Por la ventana entra el rumor del mar mezclado con las risas de los últimos noctámbulos, un ruido que tal vez sea el de los camareros recogiendo las mesas de la terraza, de vez en cuando un coche que circula con lentitud por el Paseo Marítimo y zumbidos apagados e inidentificables que provienen de las otras habitaciones del hotel. Ingeborg duerme

Je ne comprends pas le mot zumbidos alors je cherche dans la traduction de Robert Amutio.

20 août

Par la fenêtre pénètrent la rumeur de la mer mêlée aux rires des derniers noctambules, un bruit qui est peut-être celui que font les serveurs en rangeant les tables de la terrasse, de temps à autre celui d’une voiture roulant au pas sur le Paseo Maritimo et des bourdonnements sourds et inidentifiables provenant des autres chambres de l’hôtel. Ingeborg dort

Bourdonnements donc. Je ne m’attarde pas sur les choix du traducteur comme le pluriel de pénétrer, l’accent supprimé à Marítimo pour un mot entre deux langues, le participe présent à la place de la dernière relative, entre autres choses.

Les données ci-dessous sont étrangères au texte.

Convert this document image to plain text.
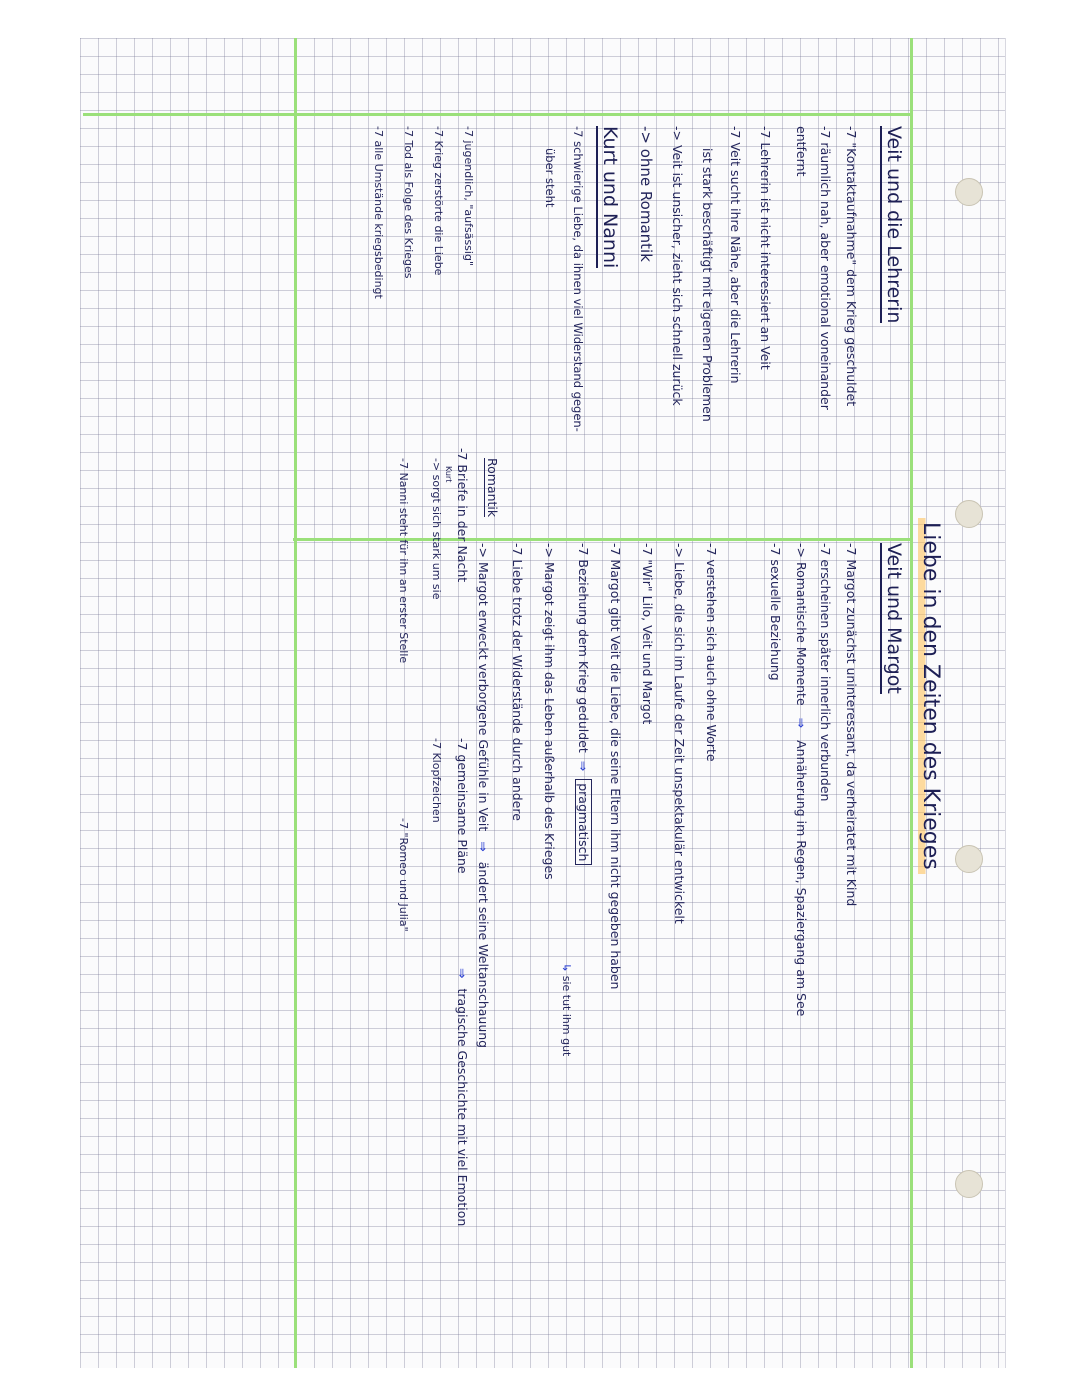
Liebe in den Zeiten des Krieges
Veit und Margot
-7 Margot zunächst uninteressant, da verheiratet mit Kind
-7 erscheinen später innerlich verbunden
-> Romantische Momente ⇒ Annäherung im Regen, Spaziergang am See
-7 sexuelle Beziehung
-7 verstehen sich auch ohne Worte
-> Liebe, die sich im Laufe der Zeit unspektakulär entwickelt
-7 "Wir" Lilo, Veit und Margot
-7 Margot gibt Veit die Liebe, die seine Eltern ihm nicht gegeben haben
-7 Beziehung dem Krieg geduldet ⇒ pragmatisch
↳ sie tut ihm gut
-> Margot zeigt ihm das Leben außerhalb des Krieges
-7 Liebe trotz der Widerstände durch andere
-> Margot erweckt verborgene Gefühle in Veit ⇒ ändert seine Weltanschauung
Veit und die Lehrerin
-7 "Kontaktaufnahme" dem Krieg geschuldet
-7 räumlich nah, aber emotional voneinander
entfernt
-7 Lehrerin ist nicht interessiert an Veit
-7 Veit sucht ihre Nähe, aber die Lehrerin
ist stark beschäftigt mit eigenen Problemen
-> Veit ist unsicher, zieht sich schnell zurück
-> ohne Romantik
Kurt und Nanni
-7 schwierige Liebe, da ihnen viel Widerstand gegen-
über steht
Romantik
-7 jugendlich, "aufsässig"
-7 Briefe in der Nacht
-7 gemeinsame Pläne
⇒ tragische Geschichte mit viel Emotion
-7 Krieg zerstörte die Liebe
Kurt
-> sorgt sich stark um sie
-7 Klopfzeichen
-7 Tod als Folge des Krieges
-7 Nanni steht für ihn an erster Stelle
-7 "Romeo und Julia"
-7 alle Umstände kriegsbedingt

Bourdonnements. La fatigue sûrement. Ce sentiment de ne plus savoir où je me trouve. Dans un lit à Budapest, à Z. avec Ingeborg, ou dans l’appartement derrière la boutique de Blanes où Carolina travaillait pendant que Bolaño écrivait frénétiquement ses livres, une course contre la montre, la maladie. Tout ce que je sais, c’est que la rumeur pénètre mon cerveau, el rumor entra a mi cabeza.

Mieux vaut refermer les livres, sombrer, et espérer se réveiller au 4 de Régi posta utca à Budapest.


Publié le 30 octobre 2015 sur les Oloé du monde entier.